Piazza Tahrir e la rivoluzione che non c’è
12 Aprile 2011
Nella notte tra venerdì e sabato, piazza Tahrir è tornata ad essere quella dei giorni della rivoluzione. La piazza che dal 25 gennaio scorso è stata il simbolo della voglia di cambiamento dei giovani egiziani, si è riempita di una folla oceanica che chiedeva, pacificamente, il processo immediato al deposto presidente Mubarak e le dimissioni del capo dell’esercito Tantawi, leader ad interim del Paese. Ai manifestanti, per la prima volta, si sono uniti alcuni giovani sottufficiali dell’esercito che, sfidando coraggiosamente il divieto dei loro superiori, hanno accusato la giunta militare dell’Egitto di ritardare volutamente il corso della giustizia e di stare organizzando una contro-rivoluzione strisciante.
La risposta dell’esercito non si è fatta attendere. I soldati giunti in piazza Tahrir, con la scusa della violazione del coprifuoco, hanno sparato sulla folla, uccidendo due manifestanti e ferendone una ventina. Da ieri piazza Tahrir è stata chiusa per ragioni di sicurezza, ma le violenze e le repressioni dell’esercito continuano. Ancora una volta, le speranze dei giovani egiziani filo-occidentali di poter vivere in un Egitto libero e democratico, sono state disattese. La percezione che le loro proteste fossero state vanificate, si è avuta chiaramente dopo il risultato del referendum del 19 marzo sulla modifica della Costituzione. Gli egiziani, con oltre il 77% delle preferenze, hanno scelto di modificare la Costituzione del 1951, confermando però l’articolo 2 dell’attuale Costituzione, che riconosce l’Egitto come uno stato islamico e la sharia come principale fonte del diritto egiziano.

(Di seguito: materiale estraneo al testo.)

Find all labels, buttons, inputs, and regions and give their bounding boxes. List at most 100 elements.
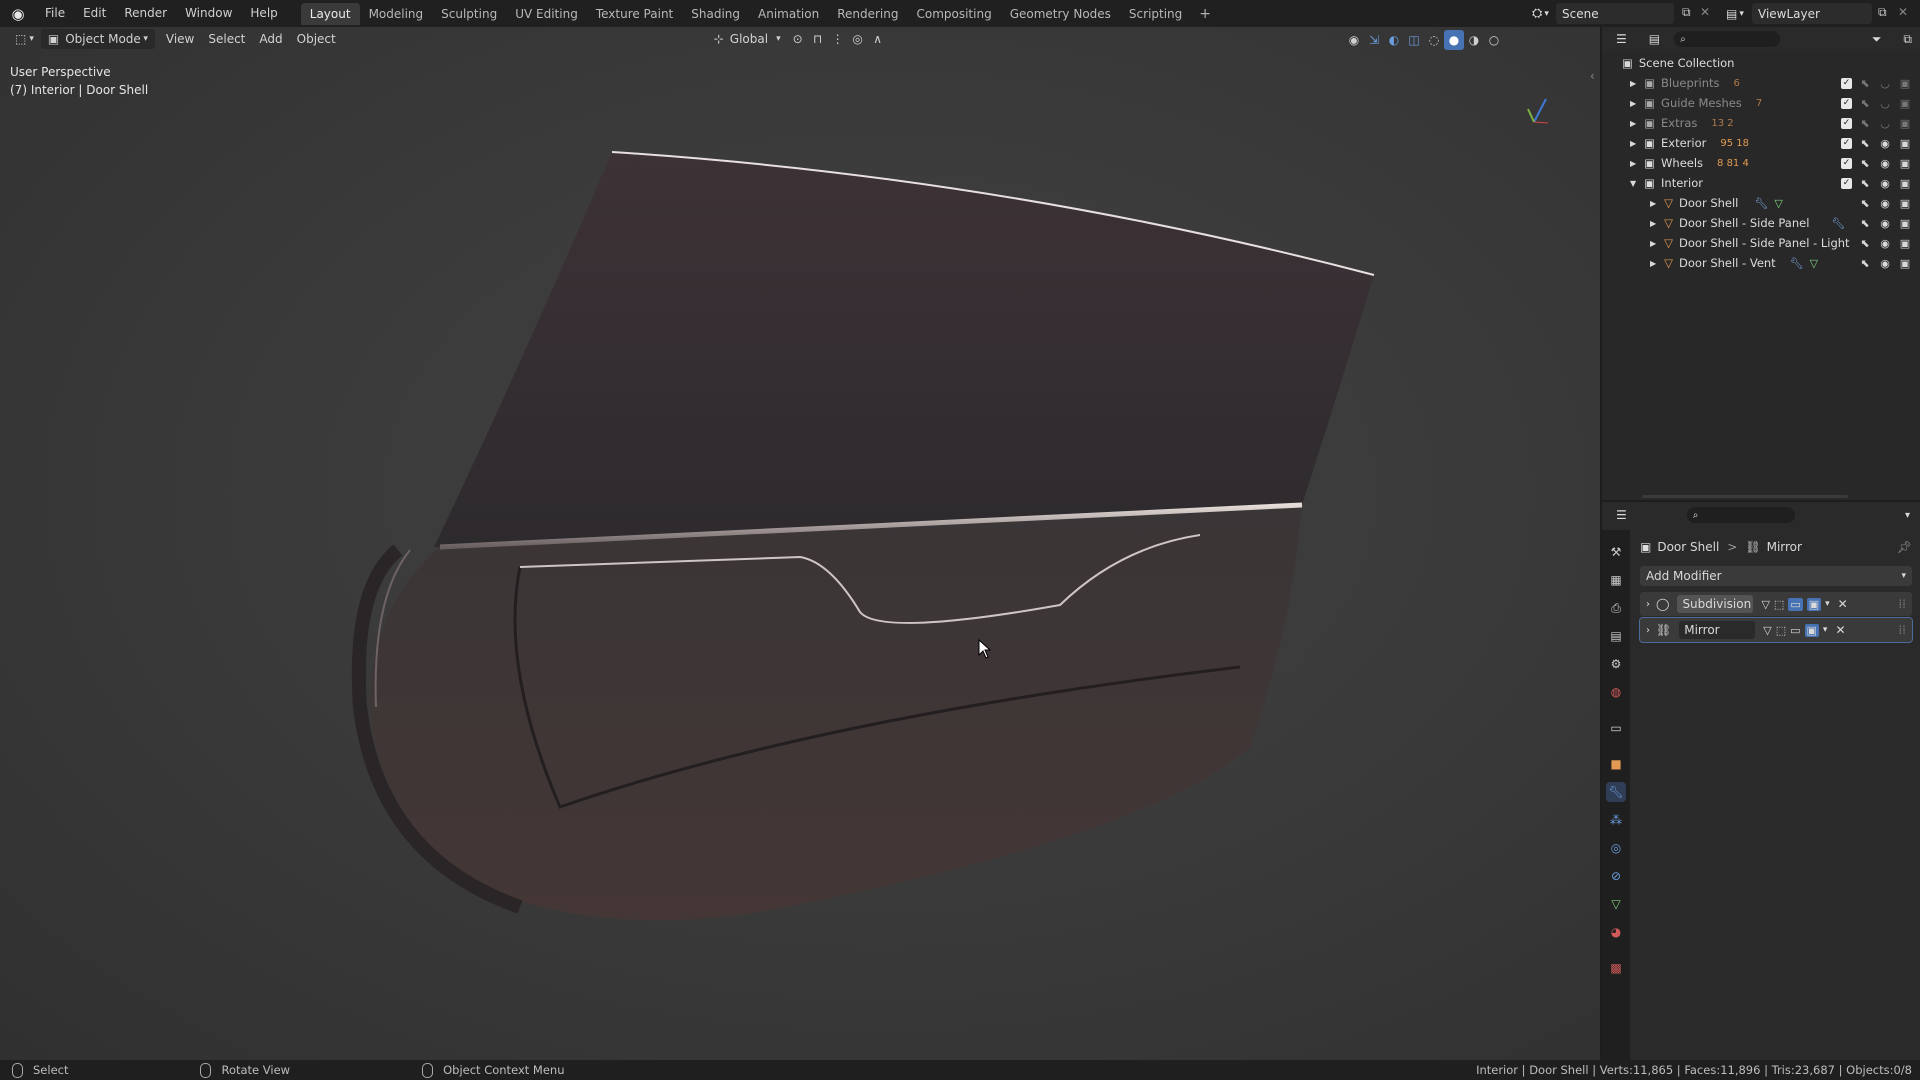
edit-mode-toggle-icon[interactable]: ▽ <box>1763 624 1771 637</box>
output-tab-icon[interactable]: ⎙ <box>1606 598 1626 618</box>
render-toggle-icon[interactable]: ▣ <box>1804 623 1819 637</box>
outliner-item-exterior[interactable]: ▶ ▣ Exterior 95 18 ✓ ⬉ ◉ ▣ <box>1602 133 1920 153</box>
modifier-wrench-icon[interactable]: 🔧︎ <box>1790 257 1804 270</box>
expand-arrow-icon[interactable]: ▶ <box>1630 99 1636 108</box>
modifier-name-field[interactable]: Mirror <box>1679 621 1756 639</box>
eye-icon[interactable]: ◉ <box>1878 257 1892 270</box>
modifier-panel-mirror[interactable]: › ⛓ Mirror ▽ ⬚ ▭ ▣ ▾ ✕ ⁞⁞ <box>1639 617 1913 643</box>
constraints-tab-icon[interactable]: ⊘ <box>1606 866 1626 886</box>
tab-sculpting[interactable]: Sculpting <box>432 3 506 25</box>
drag-handle-icon[interactable]: ⁞⁞ <box>1898 597 1906 611</box>
exclude-checkbox[interactable]: ✓ <box>1841 97 1852 109</box>
camera-icon[interactable]: ▣ <box>1898 137 1912 150</box>
modifier-name-field[interactable]: Subdivision <box>1677 595 1754 613</box>
select-icon[interactable]: ⬉ <box>1858 117 1872 130</box>
texture-tab-icon[interactable]: ▩ <box>1606 958 1626 978</box>
particles-tab-icon[interactable]: ⁂ <box>1606 810 1626 830</box>
tab-modeling[interactable]: Modeling <box>360 3 433 25</box>
camera-icon[interactable]: ▣ <box>1898 117 1912 130</box>
eye-icon[interactable]: ◉ <box>1878 157 1892 170</box>
view-layer-tab-icon[interactable]: ▤ <box>1606 626 1626 646</box>
select-icon[interactable]: ⬉ <box>1858 197 1872 210</box>
blender-logo-icon[interactable]: ◉ <box>0 5 36 23</box>
viewlayer-field[interactable]: ViewLayer <box>1752 3 1872 24</box>
world-tab-icon[interactable]: ◍ <box>1606 682 1626 702</box>
tab-texture-paint[interactable]: Texture Paint <box>587 3 682 25</box>
filter-icon[interactable]: ⏷ <box>1872 32 1882 47</box>
viewport-toggle-icon[interactable]: ▭ <box>1790 624 1800 637</box>
outliner-item-door-shell[interactable]: ▶ ▽ Door Shell 🔧︎ ▽ ⬉ ◉ ▣ <box>1602 193 1920 213</box>
select-icon[interactable]: ⬉ <box>1858 177 1872 190</box>
new-viewlayer-icon[interactable]: ⧉ <box>1878 5 1887 20</box>
select-icon[interactable]: ⬉ <box>1858 97 1872 110</box>
door-shell-model[interactable] <box>0 27 1600 1060</box>
camera-icon[interactable]: ▣ <box>1898 97 1912 110</box>
chevron-down-icon[interactable]: ▾ <box>1825 599 1830 609</box>
scene-tab-icon[interactable]: ⚙ <box>1606 654 1626 674</box>
close-icon[interactable]: ✕ <box>1838 597 1848 611</box>
tab-rendering[interactable]: Rendering <box>828 3 907 25</box>
display-mode-icon[interactable]: ▤ <box>1649 32 1660 46</box>
eye-icon[interactable]: ◉ <box>1878 177 1892 190</box>
eye-closed-icon[interactable]: ◡ <box>1878 117 1892 130</box>
editor-type-icon[interactable]: ☰ <box>1616 32 1627 46</box>
render-toggle-icon[interactable]: ▣ <box>1806 597 1822 611</box>
mesh-data-icon[interactable]: ▽ <box>1810 257 1818 270</box>
camera-icon[interactable]: ▣ <box>1898 197 1912 210</box>
select-icon[interactable]: ⬉ <box>1858 217 1872 230</box>
tab-uv-editing[interactable]: UV Editing <box>506 3 587 25</box>
expand-arrow-icon[interactable]: ▶ <box>1650 219 1656 228</box>
add-workspace-button[interactable]: + <box>1191 6 1219 22</box>
close-icon[interactable]: ✕ <box>1835 623 1845 637</box>
select-icon[interactable]: ⬉ <box>1858 237 1872 250</box>
expand-arrow-icon[interactable]: › <box>1646 625 1650 636</box>
select-icon[interactable]: ⬉ <box>1858 157 1872 170</box>
add-modifier-dropdown[interactable]: Add Modifier ▾ <box>1640 566 1912 586</box>
eye-icon[interactable]: ◉ <box>1878 137 1892 150</box>
tab-animation[interactable]: Animation <box>749 3 828 25</box>
object-tab-icon[interactable]: ■ <box>1606 754 1626 774</box>
select-icon[interactable]: ⬉ <box>1858 137 1872 150</box>
outliner-item-wheels[interactable]: ▶ ▣ Wheels 8 81 4 ✓ ⬉ ◉ ▣ <box>1602 153 1920 173</box>
tab-compositing[interactable]: Compositing <box>907 3 1000 25</box>
outliner-item-interior[interactable]: ▼ ▣ Interior ✓ ⬉ ◉ ▣ <box>1602 173 1920 193</box>
chevron-down-icon[interactable]: ▾ <box>1905 510 1910 521</box>
drag-handle-icon[interactable]: ⁞⁞ <box>1898 623 1906 637</box>
collapse-arrow-icon[interactable]: ▼ <box>1630 179 1636 188</box>
scene-field[interactable]: Scene <box>1556 3 1674 24</box>
menu-help[interactable]: Help <box>241 0 286 27</box>
outliner-item-door-shell-vent[interactable]: ▶ ▽ Door Shell - Vent 🔧︎ ▽ ⬉ ◉ ▣ <box>1602 253 1920 273</box>
collection-tab-icon[interactable]: ▭ <box>1606 718 1626 738</box>
delete-scene-icon[interactable]: ✕ <box>1700 5 1710 19</box>
expand-arrow-icon[interactable]: › <box>1646 599 1650 610</box>
modifier-tab-icon[interactable]: 🔧︎ <box>1606 782 1626 802</box>
expand-arrow-icon[interactable]: ▶ <box>1630 119 1636 128</box>
outliner-item-blueprints[interactable]: ▶ ▣ Blueprints 6 ✓ ⬉ ◡ ▣ <box>1602 73 1920 93</box>
tab-geometry-nodes[interactable]: Geometry Nodes <box>1001 3 1120 25</box>
outliner-search-input[interactable]: ⌕ <box>1674 31 1781 47</box>
tab-layout[interactable]: Layout <box>300 2 360 25</box>
camera-icon[interactable]: ▣ <box>1898 237 1912 250</box>
outliner-item-door-shell-side-panel-light[interactable]: ▶ ▽ Door Shell - Side Panel - Light ⬉ ◉ ▣ <box>1602 233 1920 253</box>
mesh-data-icon[interactable]: ▽ <box>1774 197 1782 210</box>
new-collection-icon[interactable]: ⧉ <box>1903 32 1912 47</box>
modifier-wrench-icon[interactable]: 🔧︎ <box>1754 197 1768 210</box>
physics-tab-icon[interactable]: ◎ <box>1606 838 1626 858</box>
menu-render[interactable]: Render <box>115 0 176 27</box>
outliner-item-door-shell-side-panel[interactable]: ▶ ▽ Door Shell - Side Panel 🔧︎ ⬉ ◉ ▣ <box>1602 213 1920 233</box>
outliner-scrollbar[interactable] <box>1642 495 1848 498</box>
expand-arrow-icon[interactable]: ▶ <box>1630 159 1636 168</box>
exclude-checkbox[interactable]: ✓ <box>1841 157 1852 169</box>
outliner-item-extras[interactable]: ▶ ▣ Extras 13 2 ✓ ⬉ ◡ ▣ <box>1602 113 1920 133</box>
camera-icon[interactable]: ▣ <box>1898 77 1912 90</box>
3d-viewport[interactable]: ⬚ ▾ ▣ Object Mode ▾ View Select Add Objec… <box>0 27 1600 1060</box>
camera-icon[interactable]: ▣ <box>1898 177 1912 190</box>
exclude-checkbox[interactable]: ✓ <box>1841 77 1852 89</box>
tab-shading[interactable]: Shading <box>682 3 749 25</box>
select-icon[interactable]: ⬉ <box>1858 257 1872 270</box>
viewport-toggle-icon[interactable]: ▭ <box>1788 597 1803 611</box>
cage-toggle-icon[interactable]: ⬚ <box>1774 598 1784 611</box>
delete-viewlayer-icon[interactable]: ✕ <box>1898 5 1908 19</box>
modifier-wrench-icon[interactable]: 🔧︎ <box>1831 217 1845 230</box>
mesh-data-tab-icon[interactable]: ▽ <box>1606 894 1626 914</box>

Decisivi nel risultato del referendum sono stati i Fratelli Musulmani, organizzazione islamica integralista e molto potente finanziariamente, che è tornata all’attacco annunciando la sua discesa ufficiale in politica alle prossime elezioni parlamentari. Altra fonte di inquietudine è il riavvicinamento dell’Egitto all’Iran, fortemente auspicato dall’attuale ministro degli Esteri , Nabil al- Arabi. Qualche giorno fa, lo stesso al-Arabi ha incontrato Mojtaba Amani, un rappresentante del governo iraniano e alcune indiscrezioni parlano della nascita, a breve, di un gruppo parlamentare di amicizia “Iran- Egitto”. Le relazioni tra i due Paesi si erano interrotte nel 1979 quando l’allora presidente Sadat, in seguito alla ratifica degli accordi di Camp David, firmò la pace con Israele. Si può solo immaginare quanto un avvicinamento dell’Egitto a Teheran possa compromettere (e non poco) i delicati equilibri, non solo con Israele, ma con tutto il Medio Oriente.

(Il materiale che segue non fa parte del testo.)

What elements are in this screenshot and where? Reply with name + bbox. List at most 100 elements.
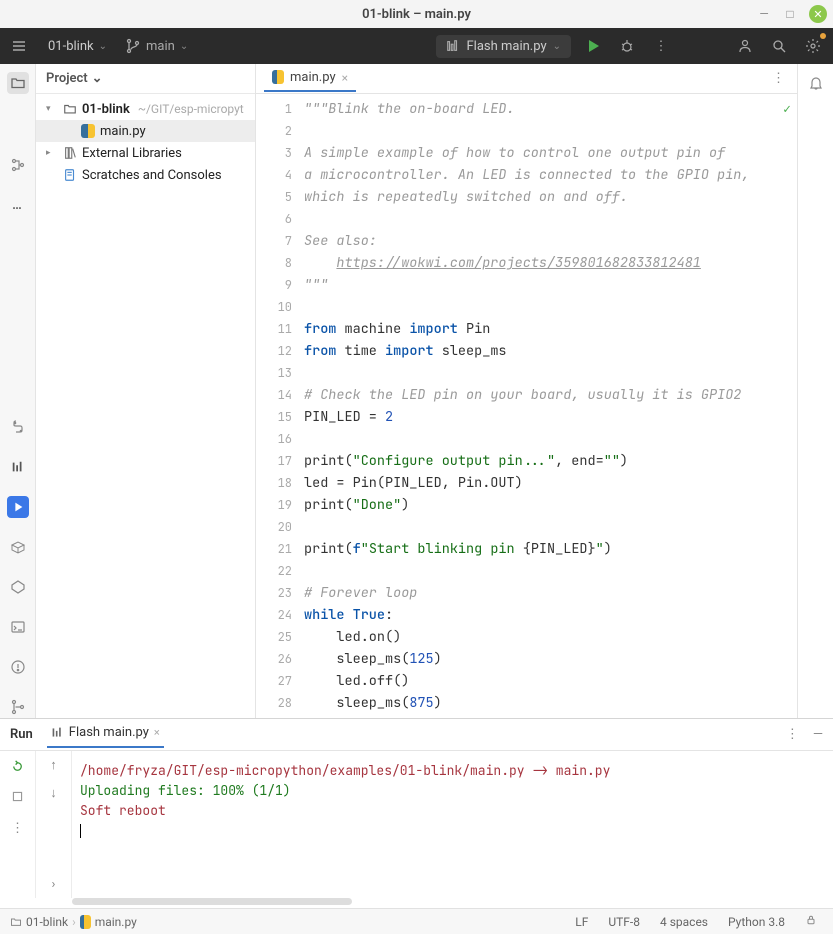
code-line[interactable]: 10 bbox=[256, 296, 797, 318]
tree-scratches-item[interactable]: Scratches and Consoles bbox=[36, 164, 255, 186]
structure-tool-icon[interactable] bbox=[7, 154, 29, 176]
code-line[interactable]: 21print(f"Start blinking pin {PIN_LED}") bbox=[256, 538, 797, 560]
code-line[interactable]: 24while True: bbox=[256, 604, 797, 626]
line-content[interactable]: which is repeatedly switched on and off. bbox=[304, 186, 797, 208]
line-content[interactable] bbox=[304, 428, 797, 450]
code-line[interactable]: 5which is repeatedly switched on and off… bbox=[256, 186, 797, 208]
line-content[interactable]: while True: bbox=[304, 604, 797, 626]
expand-arrow-icon[interactable] bbox=[46, 148, 58, 158]
hamburger-menu-icon[interactable] bbox=[8, 35, 30, 57]
minimize-panel-icon[interactable]: — bbox=[813, 727, 823, 742]
tree-external-libs-item[interactable]: External Libraries bbox=[36, 142, 255, 164]
line-content[interactable]: # Check the LED pin on your board, usual… bbox=[304, 384, 797, 406]
line-content[interactable]: from time import sleep_ms bbox=[304, 340, 797, 362]
line-content[interactable] bbox=[304, 560, 797, 582]
line-content[interactable]: sleep_ms(875) bbox=[304, 692, 797, 714]
expand-panel-icon[interactable]: › bbox=[52, 877, 56, 892]
line-content[interactable]: A simple example of how to control one o… bbox=[304, 142, 797, 164]
line-content[interactable]: """ bbox=[304, 274, 797, 296]
code-line[interactable]: 15PIN_LED = 2 bbox=[256, 406, 797, 428]
code-line[interactable]: 28 sleep_ms(875) bbox=[256, 692, 797, 714]
code-editor[interactable]: ✓ 1"""Blink the on-board LED.23A simple … bbox=[256, 94, 797, 718]
notifications-icon[interactable] bbox=[805, 72, 827, 94]
scroll-down-icon[interactable]: ↓ bbox=[50, 785, 57, 801]
close-button[interactable]: ✕ bbox=[809, 5, 827, 23]
inspection-ok-icon[interactable]: ✓ bbox=[783, 100, 791, 117]
terminal-icon[interactable] bbox=[7, 616, 29, 638]
run-button[interactable] bbox=[581, 34, 605, 58]
code-line[interactable]: 20 bbox=[256, 516, 797, 538]
code-line[interactable]: 3A simple example of how to control one … bbox=[256, 142, 797, 164]
project-tool-icon[interactable] bbox=[7, 72, 29, 94]
code-line[interactable]: 2 bbox=[256, 120, 797, 142]
line-content[interactable] bbox=[304, 208, 797, 230]
problems-icon[interactable] bbox=[7, 656, 29, 678]
line-ending-indicator[interactable]: LF bbox=[569, 915, 594, 929]
code-line[interactable]: 17print("Configure output pin...", end="… bbox=[256, 450, 797, 472]
code-line[interactable]: 23# Forever loop bbox=[256, 582, 797, 604]
line-content[interactable]: print("Done") bbox=[304, 494, 797, 516]
code-line[interactable]: 12from time import sleep_ms bbox=[256, 340, 797, 362]
code-line[interactable]: 22 bbox=[256, 560, 797, 582]
line-content[interactable]: print("Configure output pin...", end="") bbox=[304, 450, 797, 472]
console-cursor[interactable] bbox=[80, 821, 825, 841]
close-tab-icon[interactable]: × bbox=[342, 71, 348, 85]
code-line[interactable]: 9""" bbox=[256, 274, 797, 296]
more-actions-icon[interactable]: ⋮ bbox=[649, 34, 673, 58]
code-line[interactable]: 18led = Pin(PIN_LED, Pin.OUT) bbox=[256, 472, 797, 494]
tree-root-item[interactable]: 01-blink ~/GIT/esp-micropyt bbox=[36, 98, 255, 120]
indent-indicator[interactable]: 4 spaces bbox=[654, 915, 714, 929]
code-line[interactable]: 4a microcontroller. An LED is connected … bbox=[256, 164, 797, 186]
code-line[interactable]: 26 sleep_ms(125) bbox=[256, 648, 797, 670]
services-icon[interactable] bbox=[7, 576, 29, 598]
line-content[interactable]: See also: bbox=[304, 230, 797, 252]
code-line[interactable]: 1"""Blink the on-board LED. bbox=[256, 98, 797, 120]
more-tools-icon[interactable]: … bbox=[7, 194, 29, 216]
line-content[interactable] bbox=[304, 296, 797, 318]
python-console-icon[interactable] bbox=[7, 416, 29, 438]
run-configuration-selector[interactable]: Flash main.py ⌄ bbox=[436, 35, 571, 58]
run-tool-icon[interactable] bbox=[7, 496, 29, 518]
console-output[interactable]: /home/fryza/GIT/esp-micropython/examples… bbox=[72, 751, 833, 898]
horizontal-scrollbar[interactable] bbox=[72, 898, 352, 905]
code-line[interactable]: 8 https://wokwi.com/projects/35980168283… bbox=[256, 252, 797, 274]
run-tab[interactable]: Flash main.py × bbox=[47, 721, 164, 748]
line-content[interactable]: https://wokwi.com/projects/3598016828338… bbox=[304, 252, 797, 274]
code-line[interactable]: 14# Check the LED pin on your board, usu… bbox=[256, 384, 797, 406]
line-content[interactable]: a microcontroller. An LED is connected t… bbox=[304, 164, 797, 186]
line-content[interactable]: led.on() bbox=[304, 626, 797, 648]
run-more-icon[interactable]: ⋮ bbox=[786, 727, 799, 742]
line-content[interactable]: sleep_ms(125) bbox=[304, 648, 797, 670]
settings-icon[interactable] bbox=[801, 34, 825, 58]
project-selector[interactable]: 01-blink ⌄ bbox=[40, 36, 115, 57]
tab-more-icon[interactable]: ⋮ bbox=[768, 67, 789, 90]
code-line[interactable]: 19print("Done") bbox=[256, 494, 797, 516]
expand-arrow-icon[interactable] bbox=[46, 104, 58, 114]
line-content[interactable]: led.off() bbox=[304, 670, 797, 692]
tree-file-item[interactable]: main.py bbox=[36, 120, 255, 142]
code-line[interactable]: 7See also: bbox=[256, 230, 797, 252]
line-content[interactable]: from machine import Pin bbox=[304, 318, 797, 340]
git-branch-selector[interactable]: main ⌄ bbox=[125, 38, 188, 54]
line-content[interactable]: """Blink the on-board LED. bbox=[304, 98, 797, 120]
code-line[interactable]: 13 bbox=[256, 362, 797, 384]
line-content[interactable]: led = Pin(PIN_LED, Pin.OUT) bbox=[304, 472, 797, 494]
micropython-tool-icon[interactable] bbox=[7, 456, 29, 478]
maximize-button[interactable]: □ bbox=[783, 7, 797, 21]
line-content[interactable]: print(f"Start blinking pin {PIN_LED}") bbox=[304, 538, 797, 560]
encoding-indicator[interactable]: UTF-8 bbox=[602, 915, 646, 929]
code-line[interactable]: 6 bbox=[256, 208, 797, 230]
line-content[interactable] bbox=[304, 120, 797, 142]
person-icon[interactable] bbox=[733, 34, 757, 58]
stop-icon[interactable] bbox=[9, 787, 27, 805]
line-content[interactable]: # Forever loop bbox=[304, 582, 797, 604]
python-packages-icon[interactable] bbox=[7, 536, 29, 558]
line-content[interactable] bbox=[304, 516, 797, 538]
run-more-dots-icon[interactable]: ⋮ bbox=[7, 817, 28, 840]
minimize-button[interactable]: — bbox=[757, 7, 771, 21]
vcs-icon[interactable] bbox=[7, 696, 29, 718]
readonly-lock-icon[interactable] bbox=[799, 914, 823, 929]
code-line[interactable]: 16 bbox=[256, 428, 797, 450]
rerun-icon[interactable] bbox=[9, 757, 27, 775]
interpreter-indicator[interactable]: Python 3.8 bbox=[722, 915, 791, 929]
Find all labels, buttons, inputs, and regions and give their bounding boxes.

Israele e Stati Uniti avevano già manifestato il loro scontento qualche settimana fa, quando Il Cairo ha concesso a due navi iraniane, di poter raggiungere le coste siriane senza passare dal Canale di Suez, suscitando l’allerta di Israele, pronta ad un eventuale attacco armato iraniano. Piccoli segnali che però non possono non destare allarme. Che i giovani di piazza Tahrir siano tornati a manifestare nel luogo dove tutto era iniziato, induce a una riflessione. Gli stessi giovani che, servendosi di social network come Twitter e Facebook erano riusciti a far dimettere Mubarak, hanno sì preso atto di non essere riusciti, come speravano, a influenzare né l’opinione pubblica né il voto del referendum. È vero anche che questo non è certo l’Egitto che avevamo sognato, anzi. Loro però, continuano a credere, nonostante tutto, che il cambiamento sia possibile. Ed è questo quello che conta.